Какое-то время я болтался без дела. Сочинял ходатайства во всевозможные инстанции в Бухаресте. Всюду ссылался на свой приговор с минимальным возможным сроком, подчеркивал, что на суде выступал свидетелем обвинения, настаивал на своем социалистическом мировоззрении – да здравствует дружба с великим Советским Союзом, – требовал, чтобы меня восстановили в университете, убеждал предоставить мне работу, соответствующую моей квалификации, просил выделить моим родителям достойную квартиру, умолял освободить брата, требовал, требовал – и получал отрицательные ответы, а то и вовсе никаких, словно бы в наказание. Я уходил с головой в чтение «Замка дураков» Штифтера. Откладывал его. С трудом продирался сквозь «Красный Китай побеждает». Мучился, решив одолеть «Голых среди волков»[247]. Да ну их.
В Бухаресте я сказал госпоже Эрике, что не пойду в гостиницу писать рассказ, что на уме у меня другое: я хотел бы записаться на лоботомию к нейрохирургу доктору Попп де Попе. И что же это? Небольшой разрез в лобной доле головного мозга. «Вот здесь, спереди, и становишься глупым и довольным». «Стать глупым и довольным» – вот о чем я мечтал.
Кто же не отставал от меня ни на шаг? Только сестра.
Меня охватило болезненное желание бесцельно идти и идти, каждый день выгонявшее на улицу. Не на короткую прогулку, а на форсированный марш по зимним окрестностям города до ближайших деревень к северу от Алюты: в Фельмерн, в Шарош, в Кальтбрунн. Да, мы добирались даже до Рорбаха, расположенного за семью горами. Туда мы с родителями ездили летом на каникулы, туда мы приезжали на велосипедах, туда мы с бородатыми цыганами перегоняли скот – все это в какой-то прежней жизни, которая ушла навсегда.
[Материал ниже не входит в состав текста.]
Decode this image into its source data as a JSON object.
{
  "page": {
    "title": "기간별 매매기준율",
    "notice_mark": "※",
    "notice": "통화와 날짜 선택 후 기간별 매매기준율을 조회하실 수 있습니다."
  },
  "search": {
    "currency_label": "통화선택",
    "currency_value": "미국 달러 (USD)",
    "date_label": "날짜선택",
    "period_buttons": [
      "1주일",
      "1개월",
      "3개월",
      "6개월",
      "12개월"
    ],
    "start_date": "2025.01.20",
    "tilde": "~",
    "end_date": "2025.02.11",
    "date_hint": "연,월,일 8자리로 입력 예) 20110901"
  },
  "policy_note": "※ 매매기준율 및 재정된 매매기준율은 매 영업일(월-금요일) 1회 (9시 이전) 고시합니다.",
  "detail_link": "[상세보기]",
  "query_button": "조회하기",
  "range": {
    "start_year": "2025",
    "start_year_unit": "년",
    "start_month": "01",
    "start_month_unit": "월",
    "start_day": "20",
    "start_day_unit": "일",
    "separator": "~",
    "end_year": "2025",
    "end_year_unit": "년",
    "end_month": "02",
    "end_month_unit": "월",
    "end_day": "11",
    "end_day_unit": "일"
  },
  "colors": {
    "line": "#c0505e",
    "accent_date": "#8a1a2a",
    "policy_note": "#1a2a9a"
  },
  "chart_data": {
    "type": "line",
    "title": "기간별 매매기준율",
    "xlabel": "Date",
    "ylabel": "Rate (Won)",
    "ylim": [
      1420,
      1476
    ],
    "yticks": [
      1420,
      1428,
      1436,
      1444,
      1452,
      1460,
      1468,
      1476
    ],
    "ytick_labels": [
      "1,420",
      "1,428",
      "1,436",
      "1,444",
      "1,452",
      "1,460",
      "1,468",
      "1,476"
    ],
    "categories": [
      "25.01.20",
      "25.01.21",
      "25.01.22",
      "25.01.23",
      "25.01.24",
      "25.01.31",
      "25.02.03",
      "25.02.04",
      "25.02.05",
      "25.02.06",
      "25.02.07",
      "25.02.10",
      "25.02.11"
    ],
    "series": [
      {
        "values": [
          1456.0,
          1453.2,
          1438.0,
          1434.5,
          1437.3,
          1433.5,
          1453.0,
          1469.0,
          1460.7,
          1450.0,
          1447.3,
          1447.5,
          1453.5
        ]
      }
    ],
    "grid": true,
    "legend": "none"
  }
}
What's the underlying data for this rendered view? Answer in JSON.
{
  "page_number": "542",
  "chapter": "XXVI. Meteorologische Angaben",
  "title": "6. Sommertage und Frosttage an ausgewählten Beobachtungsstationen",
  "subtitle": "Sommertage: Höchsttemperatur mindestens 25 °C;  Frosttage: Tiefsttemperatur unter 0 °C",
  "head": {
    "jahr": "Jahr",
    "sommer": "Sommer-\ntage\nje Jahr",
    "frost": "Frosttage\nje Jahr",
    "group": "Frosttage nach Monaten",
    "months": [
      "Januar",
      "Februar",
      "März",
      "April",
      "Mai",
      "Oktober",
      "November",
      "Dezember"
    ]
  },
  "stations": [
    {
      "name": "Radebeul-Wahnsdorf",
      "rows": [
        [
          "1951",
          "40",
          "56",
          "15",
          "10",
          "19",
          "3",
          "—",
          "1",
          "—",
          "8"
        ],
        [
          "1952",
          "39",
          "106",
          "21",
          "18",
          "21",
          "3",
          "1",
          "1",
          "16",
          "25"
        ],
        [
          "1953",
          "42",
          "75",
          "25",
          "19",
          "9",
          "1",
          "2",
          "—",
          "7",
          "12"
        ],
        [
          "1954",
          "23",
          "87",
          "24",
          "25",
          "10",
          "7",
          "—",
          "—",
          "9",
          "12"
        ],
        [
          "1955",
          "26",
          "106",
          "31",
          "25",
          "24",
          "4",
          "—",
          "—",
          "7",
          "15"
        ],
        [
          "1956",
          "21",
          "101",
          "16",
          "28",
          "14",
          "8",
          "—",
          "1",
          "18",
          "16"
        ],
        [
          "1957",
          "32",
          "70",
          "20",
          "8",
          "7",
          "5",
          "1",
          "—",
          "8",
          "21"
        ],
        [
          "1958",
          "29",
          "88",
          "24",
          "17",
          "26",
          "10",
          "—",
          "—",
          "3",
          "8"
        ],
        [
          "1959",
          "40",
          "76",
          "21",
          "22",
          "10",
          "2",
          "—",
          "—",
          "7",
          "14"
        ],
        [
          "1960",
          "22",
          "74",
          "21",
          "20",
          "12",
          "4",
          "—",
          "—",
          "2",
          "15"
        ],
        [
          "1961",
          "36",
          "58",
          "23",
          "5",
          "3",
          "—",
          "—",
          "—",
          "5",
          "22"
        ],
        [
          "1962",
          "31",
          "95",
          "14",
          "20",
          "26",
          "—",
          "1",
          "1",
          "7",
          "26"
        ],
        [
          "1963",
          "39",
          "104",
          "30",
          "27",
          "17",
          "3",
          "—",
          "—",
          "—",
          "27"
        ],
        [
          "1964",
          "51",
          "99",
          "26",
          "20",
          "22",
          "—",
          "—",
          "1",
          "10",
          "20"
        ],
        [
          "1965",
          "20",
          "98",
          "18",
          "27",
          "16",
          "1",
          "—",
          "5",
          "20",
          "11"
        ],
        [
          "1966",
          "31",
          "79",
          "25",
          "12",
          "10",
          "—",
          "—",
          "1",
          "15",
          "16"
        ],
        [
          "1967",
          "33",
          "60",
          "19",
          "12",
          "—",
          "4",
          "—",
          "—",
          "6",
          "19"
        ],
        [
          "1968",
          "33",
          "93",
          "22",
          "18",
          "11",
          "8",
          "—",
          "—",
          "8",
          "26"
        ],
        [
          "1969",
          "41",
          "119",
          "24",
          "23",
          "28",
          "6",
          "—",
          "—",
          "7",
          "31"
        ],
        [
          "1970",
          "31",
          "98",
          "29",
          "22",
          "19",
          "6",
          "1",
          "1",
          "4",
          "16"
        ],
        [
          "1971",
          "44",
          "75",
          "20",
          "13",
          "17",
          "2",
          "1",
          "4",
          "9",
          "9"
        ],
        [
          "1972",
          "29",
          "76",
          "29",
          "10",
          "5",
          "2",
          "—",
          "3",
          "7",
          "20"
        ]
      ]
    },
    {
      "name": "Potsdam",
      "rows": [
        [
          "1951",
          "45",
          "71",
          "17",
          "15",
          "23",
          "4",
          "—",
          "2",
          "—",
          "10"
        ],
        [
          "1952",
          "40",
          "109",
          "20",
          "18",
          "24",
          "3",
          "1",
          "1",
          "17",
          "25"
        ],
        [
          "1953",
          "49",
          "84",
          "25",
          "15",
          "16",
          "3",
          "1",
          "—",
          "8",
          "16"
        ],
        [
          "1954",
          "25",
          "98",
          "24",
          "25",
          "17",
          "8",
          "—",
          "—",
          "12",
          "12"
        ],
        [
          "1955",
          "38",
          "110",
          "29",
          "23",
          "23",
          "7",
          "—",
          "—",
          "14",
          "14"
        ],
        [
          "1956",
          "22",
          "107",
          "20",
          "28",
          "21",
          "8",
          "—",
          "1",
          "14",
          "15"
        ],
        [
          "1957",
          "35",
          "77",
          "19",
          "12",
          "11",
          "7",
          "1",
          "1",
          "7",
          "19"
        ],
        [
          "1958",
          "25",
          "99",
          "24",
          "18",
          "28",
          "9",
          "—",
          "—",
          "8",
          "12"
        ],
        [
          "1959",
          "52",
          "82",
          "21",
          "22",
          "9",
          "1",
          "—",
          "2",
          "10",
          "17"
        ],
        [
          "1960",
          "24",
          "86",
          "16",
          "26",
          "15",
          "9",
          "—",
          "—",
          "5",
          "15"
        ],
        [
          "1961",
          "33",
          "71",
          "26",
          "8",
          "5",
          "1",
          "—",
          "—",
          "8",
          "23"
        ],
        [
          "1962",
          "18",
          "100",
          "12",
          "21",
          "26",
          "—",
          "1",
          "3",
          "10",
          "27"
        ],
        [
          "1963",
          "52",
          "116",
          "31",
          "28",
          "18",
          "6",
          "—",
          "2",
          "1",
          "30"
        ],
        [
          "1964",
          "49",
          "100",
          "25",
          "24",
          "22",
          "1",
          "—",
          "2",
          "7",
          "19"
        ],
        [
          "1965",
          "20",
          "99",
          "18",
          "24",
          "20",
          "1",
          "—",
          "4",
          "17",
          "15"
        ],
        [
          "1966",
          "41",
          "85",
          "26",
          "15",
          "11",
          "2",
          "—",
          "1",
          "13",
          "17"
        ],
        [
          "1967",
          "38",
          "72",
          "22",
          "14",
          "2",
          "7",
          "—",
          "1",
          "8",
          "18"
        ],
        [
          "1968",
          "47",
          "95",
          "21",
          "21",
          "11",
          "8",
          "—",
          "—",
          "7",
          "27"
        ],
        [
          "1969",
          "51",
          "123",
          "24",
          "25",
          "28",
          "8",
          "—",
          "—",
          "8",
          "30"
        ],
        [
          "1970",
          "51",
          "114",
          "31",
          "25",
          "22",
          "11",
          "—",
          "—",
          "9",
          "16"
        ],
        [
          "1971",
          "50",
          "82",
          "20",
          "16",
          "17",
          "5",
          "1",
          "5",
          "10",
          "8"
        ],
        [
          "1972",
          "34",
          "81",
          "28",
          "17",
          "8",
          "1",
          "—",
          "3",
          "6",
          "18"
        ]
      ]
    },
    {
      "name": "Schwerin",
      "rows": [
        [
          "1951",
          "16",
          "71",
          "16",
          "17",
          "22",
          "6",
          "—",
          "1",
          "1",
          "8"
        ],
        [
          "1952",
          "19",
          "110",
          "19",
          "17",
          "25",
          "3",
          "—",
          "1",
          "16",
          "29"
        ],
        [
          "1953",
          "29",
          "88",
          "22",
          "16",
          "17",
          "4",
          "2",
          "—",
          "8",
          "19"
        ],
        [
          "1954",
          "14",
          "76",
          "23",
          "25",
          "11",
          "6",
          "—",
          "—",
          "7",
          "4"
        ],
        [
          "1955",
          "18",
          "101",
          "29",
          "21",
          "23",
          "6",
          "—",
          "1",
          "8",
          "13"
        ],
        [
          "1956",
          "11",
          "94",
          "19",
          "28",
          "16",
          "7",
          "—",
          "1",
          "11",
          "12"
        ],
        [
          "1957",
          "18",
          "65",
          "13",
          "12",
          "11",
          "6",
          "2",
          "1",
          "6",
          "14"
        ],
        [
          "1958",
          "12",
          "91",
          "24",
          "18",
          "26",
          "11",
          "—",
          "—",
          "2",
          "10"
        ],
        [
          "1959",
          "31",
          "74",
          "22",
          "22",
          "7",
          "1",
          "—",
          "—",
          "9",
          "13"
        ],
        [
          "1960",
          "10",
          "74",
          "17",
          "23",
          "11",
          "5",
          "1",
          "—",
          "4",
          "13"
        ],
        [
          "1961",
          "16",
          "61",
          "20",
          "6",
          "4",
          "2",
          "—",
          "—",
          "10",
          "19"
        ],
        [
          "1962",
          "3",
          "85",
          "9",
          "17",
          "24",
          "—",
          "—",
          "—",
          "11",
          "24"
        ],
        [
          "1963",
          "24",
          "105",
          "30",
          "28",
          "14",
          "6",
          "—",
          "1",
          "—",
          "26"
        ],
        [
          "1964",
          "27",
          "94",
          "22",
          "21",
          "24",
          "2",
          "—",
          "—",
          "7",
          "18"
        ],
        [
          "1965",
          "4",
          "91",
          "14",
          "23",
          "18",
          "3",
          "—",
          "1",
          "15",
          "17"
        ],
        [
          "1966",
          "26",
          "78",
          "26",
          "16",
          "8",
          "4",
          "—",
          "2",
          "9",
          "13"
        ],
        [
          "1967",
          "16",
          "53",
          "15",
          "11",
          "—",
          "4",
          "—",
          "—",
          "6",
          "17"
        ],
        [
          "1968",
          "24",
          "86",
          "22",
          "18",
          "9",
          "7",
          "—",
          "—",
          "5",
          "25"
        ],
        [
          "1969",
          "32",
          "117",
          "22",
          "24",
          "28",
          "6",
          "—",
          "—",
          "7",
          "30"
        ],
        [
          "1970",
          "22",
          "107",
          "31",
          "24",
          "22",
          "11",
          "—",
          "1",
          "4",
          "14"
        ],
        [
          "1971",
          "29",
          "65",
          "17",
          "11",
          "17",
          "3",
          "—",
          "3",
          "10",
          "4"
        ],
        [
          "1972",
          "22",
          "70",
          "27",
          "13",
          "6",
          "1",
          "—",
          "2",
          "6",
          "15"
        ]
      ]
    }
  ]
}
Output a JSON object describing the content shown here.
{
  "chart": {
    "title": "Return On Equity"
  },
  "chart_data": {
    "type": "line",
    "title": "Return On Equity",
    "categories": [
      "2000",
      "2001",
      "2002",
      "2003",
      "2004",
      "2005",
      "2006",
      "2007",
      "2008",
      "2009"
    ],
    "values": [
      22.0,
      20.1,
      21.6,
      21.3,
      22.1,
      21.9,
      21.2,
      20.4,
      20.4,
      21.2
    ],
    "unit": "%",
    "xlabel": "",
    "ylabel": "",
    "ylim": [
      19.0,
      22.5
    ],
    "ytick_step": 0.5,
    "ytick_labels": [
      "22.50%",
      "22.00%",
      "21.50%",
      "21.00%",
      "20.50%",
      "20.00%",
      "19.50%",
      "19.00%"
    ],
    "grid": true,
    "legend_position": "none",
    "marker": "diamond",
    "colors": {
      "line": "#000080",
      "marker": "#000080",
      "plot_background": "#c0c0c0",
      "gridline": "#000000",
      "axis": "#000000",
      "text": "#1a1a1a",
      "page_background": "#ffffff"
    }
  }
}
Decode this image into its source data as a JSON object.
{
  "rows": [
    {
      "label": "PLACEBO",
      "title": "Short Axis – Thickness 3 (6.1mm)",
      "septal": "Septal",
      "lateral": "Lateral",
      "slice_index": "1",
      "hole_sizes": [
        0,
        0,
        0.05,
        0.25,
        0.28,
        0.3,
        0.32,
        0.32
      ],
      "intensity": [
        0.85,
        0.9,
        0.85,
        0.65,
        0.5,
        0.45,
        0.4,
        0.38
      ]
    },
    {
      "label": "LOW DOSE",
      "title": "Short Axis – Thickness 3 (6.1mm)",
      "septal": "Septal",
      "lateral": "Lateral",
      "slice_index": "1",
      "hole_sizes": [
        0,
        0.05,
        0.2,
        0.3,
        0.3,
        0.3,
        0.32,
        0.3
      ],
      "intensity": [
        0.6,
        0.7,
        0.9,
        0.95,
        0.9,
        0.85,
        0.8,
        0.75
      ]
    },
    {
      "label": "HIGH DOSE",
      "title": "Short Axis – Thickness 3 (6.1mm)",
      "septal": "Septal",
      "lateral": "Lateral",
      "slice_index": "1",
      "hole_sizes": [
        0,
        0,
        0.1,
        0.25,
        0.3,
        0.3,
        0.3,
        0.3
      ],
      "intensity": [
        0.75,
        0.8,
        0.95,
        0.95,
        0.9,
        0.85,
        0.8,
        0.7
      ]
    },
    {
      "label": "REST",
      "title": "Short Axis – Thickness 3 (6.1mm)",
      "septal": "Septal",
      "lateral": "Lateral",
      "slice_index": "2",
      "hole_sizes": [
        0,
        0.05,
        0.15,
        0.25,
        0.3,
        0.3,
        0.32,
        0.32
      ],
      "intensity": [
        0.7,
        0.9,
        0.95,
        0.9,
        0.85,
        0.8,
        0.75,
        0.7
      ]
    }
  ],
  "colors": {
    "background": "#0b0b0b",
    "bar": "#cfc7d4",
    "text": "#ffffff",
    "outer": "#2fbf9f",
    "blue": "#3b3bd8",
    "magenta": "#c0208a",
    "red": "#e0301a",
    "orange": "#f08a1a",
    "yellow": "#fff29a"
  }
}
Сначала меня сопровождала школьница Мануэла Вайнбрандт, которую в новогоднюю ночь, когда раздался вой сирен и звон колоколов, я поцеловал и которая стояла не шелохнувшись, точно овца во время стрижки. Под конец со мной осталась лишь моя сестра Элька, ей одной хватало терпения вынести такие марш-броски.
В эту область запретного прошлого я вступал со смешанными чувствами. Я поклялся больше ни к чему не привязываться. Пусть забирают меня, когда им вздумается, я ни слезинки не пролью по тому, что оставлю на свободе.
Еще утром, моясь в ногах моей постели в тазу, она приподнимала занавес и с любопытством спрашивала: «Куда сегодня?» Она пробуждала меня от утреннего оцепенения, заставляя задуматься: куда податься, где найти место в мире, на что сегодня потратить время?
Снег не выпал, но земля промерзла. Приятно было идти по твердой почве. Созерцая бесконечные белые пятна на стенах камеры, я совсем забыл, что зимой на полях можно увидеть столько оттенков коричневого. Из терновых изгородей взлетали стайки воробьев, по цвету подходящих к бурой земле. На дереве сидел канюк в коричневую крапинку, почти неразличимый на этом фоне. Мимо просеменила овсянка с золотистой грудкой, последнее напоминание о лете.